La sortie de l’amnésie traumatique désorganise l’équilibre de vie de la personne ; tout ce qui était défini, ses repères, ses principes, ses certitudes, tout est bousculé et remis en question par l’apparition sauvage de nouvelles informations sur soi. Des images, des sensations, des émotions incompréhensibles et incontrôlables, encore « étrangères » sèment le chaos dans le corps et la psyché de la victime. L’horreur hante les pensées et la panique envahit le corps. Les flashbacks et les cauchemars rythment le quotidien et sèment le doute.
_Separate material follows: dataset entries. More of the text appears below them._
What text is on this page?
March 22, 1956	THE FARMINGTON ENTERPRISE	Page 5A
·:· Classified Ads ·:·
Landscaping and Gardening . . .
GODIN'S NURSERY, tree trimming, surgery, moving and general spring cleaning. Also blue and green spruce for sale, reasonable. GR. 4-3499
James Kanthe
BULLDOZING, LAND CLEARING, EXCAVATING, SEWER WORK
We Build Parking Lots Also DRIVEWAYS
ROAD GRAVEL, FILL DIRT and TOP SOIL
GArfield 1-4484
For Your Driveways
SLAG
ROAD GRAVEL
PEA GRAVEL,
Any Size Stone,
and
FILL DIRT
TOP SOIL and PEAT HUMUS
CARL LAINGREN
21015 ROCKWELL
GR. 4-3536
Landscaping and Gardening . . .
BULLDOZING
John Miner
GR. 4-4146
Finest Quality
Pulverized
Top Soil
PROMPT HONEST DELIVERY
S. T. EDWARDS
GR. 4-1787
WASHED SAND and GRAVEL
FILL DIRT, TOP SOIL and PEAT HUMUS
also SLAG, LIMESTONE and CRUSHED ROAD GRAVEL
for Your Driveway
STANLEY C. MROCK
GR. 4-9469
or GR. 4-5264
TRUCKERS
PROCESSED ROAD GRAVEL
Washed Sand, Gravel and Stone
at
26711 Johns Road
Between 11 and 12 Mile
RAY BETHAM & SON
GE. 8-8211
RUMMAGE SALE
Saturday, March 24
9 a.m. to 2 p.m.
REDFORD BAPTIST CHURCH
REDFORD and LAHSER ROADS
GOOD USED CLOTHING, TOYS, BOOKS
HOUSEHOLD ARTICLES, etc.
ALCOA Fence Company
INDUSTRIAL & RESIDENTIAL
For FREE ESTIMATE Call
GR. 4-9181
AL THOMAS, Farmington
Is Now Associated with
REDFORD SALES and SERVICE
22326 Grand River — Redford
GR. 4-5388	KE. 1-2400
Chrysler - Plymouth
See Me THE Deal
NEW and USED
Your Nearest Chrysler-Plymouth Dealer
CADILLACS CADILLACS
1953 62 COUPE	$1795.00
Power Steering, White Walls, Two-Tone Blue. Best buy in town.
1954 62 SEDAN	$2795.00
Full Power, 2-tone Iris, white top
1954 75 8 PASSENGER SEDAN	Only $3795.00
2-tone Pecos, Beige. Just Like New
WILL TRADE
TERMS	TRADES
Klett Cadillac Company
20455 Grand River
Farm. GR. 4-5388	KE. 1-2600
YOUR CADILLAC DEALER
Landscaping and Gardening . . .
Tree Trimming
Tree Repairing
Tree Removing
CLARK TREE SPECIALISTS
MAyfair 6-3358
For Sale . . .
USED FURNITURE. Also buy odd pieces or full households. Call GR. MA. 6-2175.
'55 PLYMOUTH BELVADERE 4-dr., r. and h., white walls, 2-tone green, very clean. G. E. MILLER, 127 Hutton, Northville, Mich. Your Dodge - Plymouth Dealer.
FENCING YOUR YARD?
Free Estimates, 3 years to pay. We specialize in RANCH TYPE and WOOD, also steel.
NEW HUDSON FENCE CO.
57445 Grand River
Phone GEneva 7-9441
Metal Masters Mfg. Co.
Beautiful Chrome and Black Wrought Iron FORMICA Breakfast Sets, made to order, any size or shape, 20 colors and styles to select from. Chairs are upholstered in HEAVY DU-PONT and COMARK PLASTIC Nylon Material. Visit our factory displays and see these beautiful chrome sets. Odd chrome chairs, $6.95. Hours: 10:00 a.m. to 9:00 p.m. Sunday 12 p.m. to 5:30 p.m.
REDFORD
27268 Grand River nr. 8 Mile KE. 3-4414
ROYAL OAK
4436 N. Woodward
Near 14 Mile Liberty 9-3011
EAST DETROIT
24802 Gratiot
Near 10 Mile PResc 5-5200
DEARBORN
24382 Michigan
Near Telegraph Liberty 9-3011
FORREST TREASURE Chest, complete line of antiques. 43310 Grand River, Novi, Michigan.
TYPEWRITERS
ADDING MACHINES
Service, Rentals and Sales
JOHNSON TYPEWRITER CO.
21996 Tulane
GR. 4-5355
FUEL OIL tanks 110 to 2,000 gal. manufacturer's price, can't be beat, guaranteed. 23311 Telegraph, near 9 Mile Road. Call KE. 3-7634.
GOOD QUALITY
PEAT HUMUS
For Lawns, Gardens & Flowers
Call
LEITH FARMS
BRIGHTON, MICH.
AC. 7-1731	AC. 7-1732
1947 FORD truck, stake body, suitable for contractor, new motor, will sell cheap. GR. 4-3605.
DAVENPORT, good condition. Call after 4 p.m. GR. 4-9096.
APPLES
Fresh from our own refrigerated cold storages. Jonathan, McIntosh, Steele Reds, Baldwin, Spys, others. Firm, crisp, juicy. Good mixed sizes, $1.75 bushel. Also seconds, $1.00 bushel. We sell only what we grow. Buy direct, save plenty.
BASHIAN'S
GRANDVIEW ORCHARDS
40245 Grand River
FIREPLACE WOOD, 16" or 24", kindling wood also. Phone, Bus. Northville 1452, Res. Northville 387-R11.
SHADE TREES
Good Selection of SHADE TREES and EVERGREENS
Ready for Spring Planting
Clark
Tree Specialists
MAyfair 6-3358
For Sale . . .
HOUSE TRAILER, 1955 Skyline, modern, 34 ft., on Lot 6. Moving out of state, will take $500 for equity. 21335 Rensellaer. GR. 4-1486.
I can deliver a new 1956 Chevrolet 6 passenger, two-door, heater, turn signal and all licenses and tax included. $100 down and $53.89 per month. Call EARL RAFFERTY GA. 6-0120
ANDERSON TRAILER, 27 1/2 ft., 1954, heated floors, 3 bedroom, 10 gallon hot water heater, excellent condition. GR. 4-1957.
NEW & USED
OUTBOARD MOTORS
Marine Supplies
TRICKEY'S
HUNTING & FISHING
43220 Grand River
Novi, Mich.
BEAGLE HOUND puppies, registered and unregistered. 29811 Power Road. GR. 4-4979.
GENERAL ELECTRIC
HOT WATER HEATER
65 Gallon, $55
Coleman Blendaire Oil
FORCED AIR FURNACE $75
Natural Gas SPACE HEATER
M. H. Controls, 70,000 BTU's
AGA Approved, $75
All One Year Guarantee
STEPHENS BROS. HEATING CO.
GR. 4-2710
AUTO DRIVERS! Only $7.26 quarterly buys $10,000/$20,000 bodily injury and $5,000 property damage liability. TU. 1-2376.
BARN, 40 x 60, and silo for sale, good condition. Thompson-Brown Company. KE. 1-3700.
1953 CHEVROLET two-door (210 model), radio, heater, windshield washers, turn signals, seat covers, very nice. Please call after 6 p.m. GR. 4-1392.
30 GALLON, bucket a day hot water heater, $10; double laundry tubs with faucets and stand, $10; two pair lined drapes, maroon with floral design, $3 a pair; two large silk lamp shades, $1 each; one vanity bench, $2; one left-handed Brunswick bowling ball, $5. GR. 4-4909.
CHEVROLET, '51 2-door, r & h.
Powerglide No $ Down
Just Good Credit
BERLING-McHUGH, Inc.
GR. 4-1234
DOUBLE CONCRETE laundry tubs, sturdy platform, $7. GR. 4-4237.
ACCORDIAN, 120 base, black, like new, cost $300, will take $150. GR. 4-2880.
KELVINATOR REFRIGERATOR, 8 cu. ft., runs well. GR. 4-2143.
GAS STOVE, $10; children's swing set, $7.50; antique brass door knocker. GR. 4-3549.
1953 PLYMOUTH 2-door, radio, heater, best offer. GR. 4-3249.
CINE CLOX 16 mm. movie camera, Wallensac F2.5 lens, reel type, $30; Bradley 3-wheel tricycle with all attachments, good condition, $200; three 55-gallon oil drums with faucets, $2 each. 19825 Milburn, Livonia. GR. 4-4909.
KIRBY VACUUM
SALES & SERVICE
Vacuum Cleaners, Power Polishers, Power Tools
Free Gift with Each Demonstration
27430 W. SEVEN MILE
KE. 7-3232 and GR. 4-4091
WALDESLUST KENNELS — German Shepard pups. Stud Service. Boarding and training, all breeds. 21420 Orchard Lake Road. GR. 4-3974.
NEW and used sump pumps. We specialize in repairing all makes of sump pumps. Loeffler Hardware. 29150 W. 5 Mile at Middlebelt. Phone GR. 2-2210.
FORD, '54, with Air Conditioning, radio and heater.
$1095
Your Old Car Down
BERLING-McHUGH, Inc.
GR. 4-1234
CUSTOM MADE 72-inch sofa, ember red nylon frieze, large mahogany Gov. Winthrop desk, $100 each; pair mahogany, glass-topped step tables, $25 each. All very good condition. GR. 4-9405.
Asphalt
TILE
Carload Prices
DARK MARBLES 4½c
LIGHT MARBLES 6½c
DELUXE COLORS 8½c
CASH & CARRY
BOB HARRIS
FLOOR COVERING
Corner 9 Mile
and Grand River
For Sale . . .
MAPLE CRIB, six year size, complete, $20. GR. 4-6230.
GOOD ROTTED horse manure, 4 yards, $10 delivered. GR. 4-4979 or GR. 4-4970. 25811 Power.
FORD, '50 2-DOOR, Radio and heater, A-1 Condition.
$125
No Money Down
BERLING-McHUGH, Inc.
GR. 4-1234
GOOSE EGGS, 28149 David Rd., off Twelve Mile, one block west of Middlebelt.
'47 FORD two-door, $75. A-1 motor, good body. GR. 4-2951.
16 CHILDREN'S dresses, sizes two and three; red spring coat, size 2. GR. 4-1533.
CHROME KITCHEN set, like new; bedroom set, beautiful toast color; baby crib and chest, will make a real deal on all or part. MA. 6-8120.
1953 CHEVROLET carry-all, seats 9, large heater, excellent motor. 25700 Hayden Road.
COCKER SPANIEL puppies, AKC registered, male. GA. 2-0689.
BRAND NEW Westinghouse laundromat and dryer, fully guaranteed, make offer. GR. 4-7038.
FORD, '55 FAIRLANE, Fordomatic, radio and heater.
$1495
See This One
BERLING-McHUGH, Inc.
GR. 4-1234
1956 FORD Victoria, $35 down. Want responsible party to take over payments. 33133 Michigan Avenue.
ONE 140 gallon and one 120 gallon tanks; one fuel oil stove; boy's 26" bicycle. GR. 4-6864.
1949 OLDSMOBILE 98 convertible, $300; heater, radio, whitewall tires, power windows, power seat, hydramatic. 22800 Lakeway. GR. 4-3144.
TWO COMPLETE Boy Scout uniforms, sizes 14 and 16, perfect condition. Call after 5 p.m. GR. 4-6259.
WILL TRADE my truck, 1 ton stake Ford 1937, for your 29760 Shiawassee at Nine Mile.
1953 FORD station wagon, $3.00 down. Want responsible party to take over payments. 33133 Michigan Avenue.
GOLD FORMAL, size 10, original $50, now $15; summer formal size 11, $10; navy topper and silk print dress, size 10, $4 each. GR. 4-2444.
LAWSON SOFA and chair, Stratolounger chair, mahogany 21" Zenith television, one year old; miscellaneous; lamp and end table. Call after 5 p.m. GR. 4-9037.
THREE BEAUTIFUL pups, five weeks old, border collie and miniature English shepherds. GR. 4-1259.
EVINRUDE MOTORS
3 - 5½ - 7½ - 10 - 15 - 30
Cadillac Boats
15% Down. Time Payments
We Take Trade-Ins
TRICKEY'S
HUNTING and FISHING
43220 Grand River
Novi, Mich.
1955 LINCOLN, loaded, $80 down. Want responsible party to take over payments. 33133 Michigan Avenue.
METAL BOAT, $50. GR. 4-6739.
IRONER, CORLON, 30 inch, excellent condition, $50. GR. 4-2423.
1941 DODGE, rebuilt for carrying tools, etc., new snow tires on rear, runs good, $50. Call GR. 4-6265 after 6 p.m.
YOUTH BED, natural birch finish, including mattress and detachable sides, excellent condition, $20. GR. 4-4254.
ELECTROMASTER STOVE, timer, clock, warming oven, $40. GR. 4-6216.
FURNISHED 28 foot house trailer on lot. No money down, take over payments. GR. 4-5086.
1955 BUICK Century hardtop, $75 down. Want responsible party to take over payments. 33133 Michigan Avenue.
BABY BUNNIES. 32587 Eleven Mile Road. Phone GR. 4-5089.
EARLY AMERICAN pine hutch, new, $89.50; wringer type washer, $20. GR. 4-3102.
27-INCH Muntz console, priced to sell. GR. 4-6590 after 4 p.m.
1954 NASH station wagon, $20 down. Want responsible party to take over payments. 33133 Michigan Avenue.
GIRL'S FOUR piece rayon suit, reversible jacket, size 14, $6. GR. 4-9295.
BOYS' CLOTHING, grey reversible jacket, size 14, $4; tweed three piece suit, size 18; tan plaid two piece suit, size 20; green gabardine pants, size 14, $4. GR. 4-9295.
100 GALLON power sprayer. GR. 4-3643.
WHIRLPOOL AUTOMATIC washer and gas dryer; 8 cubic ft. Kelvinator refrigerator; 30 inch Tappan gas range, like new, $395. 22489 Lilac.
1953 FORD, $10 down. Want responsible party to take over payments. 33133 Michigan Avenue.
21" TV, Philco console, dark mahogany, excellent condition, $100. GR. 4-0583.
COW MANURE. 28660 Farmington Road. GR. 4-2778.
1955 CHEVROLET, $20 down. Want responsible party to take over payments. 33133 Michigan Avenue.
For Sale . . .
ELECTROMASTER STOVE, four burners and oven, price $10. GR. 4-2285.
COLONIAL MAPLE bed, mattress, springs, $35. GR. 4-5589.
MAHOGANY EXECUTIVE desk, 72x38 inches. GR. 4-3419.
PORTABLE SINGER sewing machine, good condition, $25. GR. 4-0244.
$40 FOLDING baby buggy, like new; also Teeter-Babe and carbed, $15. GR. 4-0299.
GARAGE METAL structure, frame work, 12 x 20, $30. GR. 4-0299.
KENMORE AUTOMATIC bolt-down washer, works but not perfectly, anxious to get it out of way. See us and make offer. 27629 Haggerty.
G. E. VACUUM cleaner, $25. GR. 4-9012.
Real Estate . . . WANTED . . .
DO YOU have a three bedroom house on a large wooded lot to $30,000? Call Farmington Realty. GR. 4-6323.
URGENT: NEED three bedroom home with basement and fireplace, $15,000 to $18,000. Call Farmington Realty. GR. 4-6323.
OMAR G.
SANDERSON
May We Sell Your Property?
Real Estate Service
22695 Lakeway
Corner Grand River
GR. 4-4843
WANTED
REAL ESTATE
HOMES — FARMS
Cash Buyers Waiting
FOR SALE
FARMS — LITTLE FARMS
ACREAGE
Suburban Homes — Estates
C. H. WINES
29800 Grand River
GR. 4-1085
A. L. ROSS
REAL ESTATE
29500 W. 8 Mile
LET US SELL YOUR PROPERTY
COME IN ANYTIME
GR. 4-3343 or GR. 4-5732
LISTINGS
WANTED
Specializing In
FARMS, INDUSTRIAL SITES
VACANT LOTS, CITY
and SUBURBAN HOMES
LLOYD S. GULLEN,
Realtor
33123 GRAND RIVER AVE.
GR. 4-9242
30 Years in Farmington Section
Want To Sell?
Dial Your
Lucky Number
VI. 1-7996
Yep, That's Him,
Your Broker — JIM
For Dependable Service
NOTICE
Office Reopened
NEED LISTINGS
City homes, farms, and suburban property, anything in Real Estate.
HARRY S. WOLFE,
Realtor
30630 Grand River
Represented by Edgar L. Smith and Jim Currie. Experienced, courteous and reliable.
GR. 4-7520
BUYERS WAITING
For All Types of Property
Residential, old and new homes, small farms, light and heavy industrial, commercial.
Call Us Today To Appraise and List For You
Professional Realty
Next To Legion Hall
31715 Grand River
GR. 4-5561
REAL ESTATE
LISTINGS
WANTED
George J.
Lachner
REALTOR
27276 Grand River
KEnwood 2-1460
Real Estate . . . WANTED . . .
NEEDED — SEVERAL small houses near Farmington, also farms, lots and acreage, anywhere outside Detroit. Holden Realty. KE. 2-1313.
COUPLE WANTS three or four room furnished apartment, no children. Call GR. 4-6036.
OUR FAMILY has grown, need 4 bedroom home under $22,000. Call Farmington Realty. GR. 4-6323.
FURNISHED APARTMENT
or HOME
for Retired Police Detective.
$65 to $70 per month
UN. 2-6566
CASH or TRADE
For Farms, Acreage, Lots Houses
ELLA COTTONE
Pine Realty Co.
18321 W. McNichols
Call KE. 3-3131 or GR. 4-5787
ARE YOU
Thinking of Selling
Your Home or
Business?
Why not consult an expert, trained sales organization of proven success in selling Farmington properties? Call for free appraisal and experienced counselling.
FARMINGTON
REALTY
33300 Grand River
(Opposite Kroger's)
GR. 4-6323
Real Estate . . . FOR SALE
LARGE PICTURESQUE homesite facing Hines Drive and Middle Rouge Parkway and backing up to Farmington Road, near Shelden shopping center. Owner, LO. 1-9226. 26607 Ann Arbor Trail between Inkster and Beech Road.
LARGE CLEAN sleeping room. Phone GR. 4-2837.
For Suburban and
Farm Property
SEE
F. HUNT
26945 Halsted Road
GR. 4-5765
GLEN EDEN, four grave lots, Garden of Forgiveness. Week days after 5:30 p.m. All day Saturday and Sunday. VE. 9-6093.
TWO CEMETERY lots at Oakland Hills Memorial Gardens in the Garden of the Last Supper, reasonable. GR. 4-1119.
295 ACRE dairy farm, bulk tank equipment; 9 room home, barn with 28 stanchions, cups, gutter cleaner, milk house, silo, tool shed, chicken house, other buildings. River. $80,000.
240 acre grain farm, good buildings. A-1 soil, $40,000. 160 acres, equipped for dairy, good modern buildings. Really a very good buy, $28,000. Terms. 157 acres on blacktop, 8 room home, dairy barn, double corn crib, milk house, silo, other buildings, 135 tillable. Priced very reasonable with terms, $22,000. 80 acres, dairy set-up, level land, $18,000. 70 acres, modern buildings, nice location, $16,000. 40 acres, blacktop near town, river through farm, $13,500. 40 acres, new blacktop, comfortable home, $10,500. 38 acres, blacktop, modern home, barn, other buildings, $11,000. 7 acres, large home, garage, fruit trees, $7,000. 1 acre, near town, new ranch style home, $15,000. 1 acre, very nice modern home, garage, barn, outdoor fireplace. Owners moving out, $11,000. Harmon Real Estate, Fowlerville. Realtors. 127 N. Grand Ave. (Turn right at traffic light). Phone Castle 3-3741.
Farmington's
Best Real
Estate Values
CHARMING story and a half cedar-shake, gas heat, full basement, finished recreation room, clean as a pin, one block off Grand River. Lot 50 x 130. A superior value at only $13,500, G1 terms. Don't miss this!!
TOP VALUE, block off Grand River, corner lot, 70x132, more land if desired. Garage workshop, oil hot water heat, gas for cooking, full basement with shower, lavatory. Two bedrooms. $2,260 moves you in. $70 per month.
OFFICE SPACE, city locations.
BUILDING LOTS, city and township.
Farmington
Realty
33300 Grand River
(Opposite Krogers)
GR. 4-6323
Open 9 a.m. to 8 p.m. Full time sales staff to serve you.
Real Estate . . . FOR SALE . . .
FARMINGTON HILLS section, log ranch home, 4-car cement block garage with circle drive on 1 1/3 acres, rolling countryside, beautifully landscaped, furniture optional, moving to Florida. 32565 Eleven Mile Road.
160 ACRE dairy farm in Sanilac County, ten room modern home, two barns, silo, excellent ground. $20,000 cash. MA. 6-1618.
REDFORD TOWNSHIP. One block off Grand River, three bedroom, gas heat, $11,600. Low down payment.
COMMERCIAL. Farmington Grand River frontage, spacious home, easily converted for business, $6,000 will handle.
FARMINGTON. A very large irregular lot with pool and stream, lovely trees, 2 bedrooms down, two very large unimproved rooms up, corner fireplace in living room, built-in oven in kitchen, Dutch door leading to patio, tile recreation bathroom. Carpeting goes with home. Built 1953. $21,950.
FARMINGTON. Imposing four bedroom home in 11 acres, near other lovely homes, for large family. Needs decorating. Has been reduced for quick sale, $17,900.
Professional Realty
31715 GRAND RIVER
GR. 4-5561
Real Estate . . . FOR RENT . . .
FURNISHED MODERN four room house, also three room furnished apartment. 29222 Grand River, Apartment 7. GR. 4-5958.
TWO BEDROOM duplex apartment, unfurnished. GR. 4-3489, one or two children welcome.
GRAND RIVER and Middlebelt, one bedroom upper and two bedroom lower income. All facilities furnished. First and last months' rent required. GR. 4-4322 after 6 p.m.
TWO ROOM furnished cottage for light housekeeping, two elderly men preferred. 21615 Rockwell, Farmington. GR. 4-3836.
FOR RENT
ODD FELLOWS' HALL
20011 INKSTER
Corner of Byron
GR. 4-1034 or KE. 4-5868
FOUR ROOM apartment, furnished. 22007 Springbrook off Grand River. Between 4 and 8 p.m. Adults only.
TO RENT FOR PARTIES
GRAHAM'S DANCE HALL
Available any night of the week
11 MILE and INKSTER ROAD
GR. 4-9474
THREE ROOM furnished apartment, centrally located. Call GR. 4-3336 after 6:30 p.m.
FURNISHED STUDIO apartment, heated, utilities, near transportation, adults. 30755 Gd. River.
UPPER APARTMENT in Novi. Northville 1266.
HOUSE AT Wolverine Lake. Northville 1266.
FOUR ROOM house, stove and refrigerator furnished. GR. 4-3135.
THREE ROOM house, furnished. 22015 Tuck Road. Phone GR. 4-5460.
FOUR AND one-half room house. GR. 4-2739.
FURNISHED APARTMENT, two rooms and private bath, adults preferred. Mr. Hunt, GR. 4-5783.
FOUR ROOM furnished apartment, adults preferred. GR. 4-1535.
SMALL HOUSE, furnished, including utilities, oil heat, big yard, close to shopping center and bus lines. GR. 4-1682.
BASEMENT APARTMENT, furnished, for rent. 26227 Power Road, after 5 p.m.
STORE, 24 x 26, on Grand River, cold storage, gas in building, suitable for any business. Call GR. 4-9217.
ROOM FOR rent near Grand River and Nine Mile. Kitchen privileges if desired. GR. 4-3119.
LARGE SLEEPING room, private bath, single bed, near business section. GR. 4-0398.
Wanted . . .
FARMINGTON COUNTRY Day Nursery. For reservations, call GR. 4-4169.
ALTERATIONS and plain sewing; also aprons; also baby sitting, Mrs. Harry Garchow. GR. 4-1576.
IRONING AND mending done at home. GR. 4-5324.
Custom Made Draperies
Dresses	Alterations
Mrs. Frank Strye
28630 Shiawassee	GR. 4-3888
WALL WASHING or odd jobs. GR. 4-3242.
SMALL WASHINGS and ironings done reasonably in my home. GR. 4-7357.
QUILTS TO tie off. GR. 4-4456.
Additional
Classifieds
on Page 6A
La confusion entre le vrai et le faux donne le sentiment de devenir fou et de perdre contact avec la réalité…

Une prise en charge psychologique est indispensable dans ces moments pour aider la victime à réguler son stress et à mettre des mots sur les visions d’horreur qui la harcèlent. Petit à petit, les souvenirs s’éclaircissent, les réminiscences s’associent les unes aux autres et les quantums d'affects liés aux représentations se libèrent ; la victime peut commencer à raconter le récit de l’événement traumatique. La mémoire émotionnelle peut se transformer progressivement en mémoire narrative autobiographique et la victime pourra se réapproprier la totalité de son histoire.


Les situations de viols et d’agressions sexuelles sont les événements les plus traumatogènes et donc les plus susceptibles de provoquer un état dissociatif et une amnésie traumatique. Les dynamiques sociales et politiques actuelles invitent à libérer la parole et à sortir du silence, lorsque l’accès aux souvenirs traumatiques est possible. Le mouvement social #meetoo en est une juste illustration. Les témoignages de nombreuses victimes pointant et dénonçant leurs agresseurs, révélant au grand jour les violences subies, ont permis à de nombreuses autres de recouvrer les souvenirs de leurs propres traumatismes. Des éléments, des similitudes, des mots, des émotions… ont été déclencheurs de la levée de l’amnésie et de l’émergence de la mémoire traumatique. Aussi, la victime est certes encouragée à parler, à révéler et à témoigner, mais encore faut-il qu’elle soit entendue ! Encore faut-il que son récit, malgré sa discontinuité et ses « trous », soit entendu et considéré dans toute sa valeur et sa véracité. Pour cela, la connaissance et la formation des professionnels du soin et de la justices’avèrent être une nécessité. Il est nécessaire qu’ils aient connaissance des mécanismes neuro-psychologiques en jeu dans la confrontation au traumatisme et leurs conséquences sur la vie et le récit de la vie victime.